Senegal’s main teachers’ and health workers’ unions began a 72-hour nationwide strike on 2 June 2026, the first major labor action since President Bassirou Diomaye Faye’s Pastef party took power in March 2024.
Unions are demanding a 20% wage increase to offset inflation and delayed salary adjustments. They also want faster recruitment of contract teachers and nurses. Schools and public clinics are expected to operate at minimal capacity until 4 June.
Finance Minister Cheikh Diba said the government is “open to dialogue” but warned that Senegal’s budget cannot absorb a blanket 20% raise without cutting development spending. Inflation in Senegal dropped to 3.2% in April 2026, but food prices remain high.

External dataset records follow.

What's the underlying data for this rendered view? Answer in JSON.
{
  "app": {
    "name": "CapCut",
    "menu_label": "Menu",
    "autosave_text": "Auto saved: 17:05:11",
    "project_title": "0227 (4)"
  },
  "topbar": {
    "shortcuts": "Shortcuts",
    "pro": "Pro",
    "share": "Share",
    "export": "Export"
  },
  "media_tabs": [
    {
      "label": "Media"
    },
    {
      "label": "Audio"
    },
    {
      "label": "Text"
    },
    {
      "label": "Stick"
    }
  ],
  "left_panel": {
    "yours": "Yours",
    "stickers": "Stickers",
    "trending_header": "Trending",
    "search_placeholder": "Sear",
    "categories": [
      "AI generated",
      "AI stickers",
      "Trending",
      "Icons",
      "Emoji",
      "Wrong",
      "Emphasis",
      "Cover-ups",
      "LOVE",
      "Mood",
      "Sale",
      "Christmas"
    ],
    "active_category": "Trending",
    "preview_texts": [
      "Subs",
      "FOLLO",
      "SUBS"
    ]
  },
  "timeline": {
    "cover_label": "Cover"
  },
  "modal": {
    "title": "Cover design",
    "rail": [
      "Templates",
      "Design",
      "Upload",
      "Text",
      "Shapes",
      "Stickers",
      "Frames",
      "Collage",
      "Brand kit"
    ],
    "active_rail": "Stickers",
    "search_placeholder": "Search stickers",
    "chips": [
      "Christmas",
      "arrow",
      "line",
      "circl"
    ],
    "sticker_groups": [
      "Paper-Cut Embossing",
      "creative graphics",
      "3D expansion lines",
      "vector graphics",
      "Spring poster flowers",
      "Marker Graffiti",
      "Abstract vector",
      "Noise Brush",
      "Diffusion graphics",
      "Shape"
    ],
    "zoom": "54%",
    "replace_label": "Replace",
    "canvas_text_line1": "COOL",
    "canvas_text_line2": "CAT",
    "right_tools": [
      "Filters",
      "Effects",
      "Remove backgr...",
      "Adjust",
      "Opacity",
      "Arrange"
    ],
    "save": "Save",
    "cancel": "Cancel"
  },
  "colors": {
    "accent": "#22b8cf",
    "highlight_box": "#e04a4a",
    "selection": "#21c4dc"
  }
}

President Faye, elected on an anti-establishment platform, has promised to reform public sector pay and reduce foreign debt dependence. His government inherited a fiscal deficit of 9% of GDP and is negotiating with the IMF for a new program.
Pastef officials argue that past governments promised wage hikes without funding them. Unions counter that cost of living in Dakar has risen 30% since 2022 while salaries stayed flat.
The strike tests Faye’s relationship with organized labor, a powerful force in Senegalese politics. Previous presidents, including Macky Sall, faced repeated teacher strikes that shut schools for months.
Talks resumed Monday night at the Ministry of Labor. Union leaders said they would suspend the strike if the government commits to a phased increase starting July 2026.
Senegal’s economy is projected to grow 8% this year due to oil and gas production, but most gains are not yet reaching public sector workers. The government is under pressure to show quick wins without destabilizing finances.
If unresolved, the strike could expand to transport and municipal workers. Pastef’s popularity will depend on balancing fiscal discipline with its campaign promise of “systemic change.”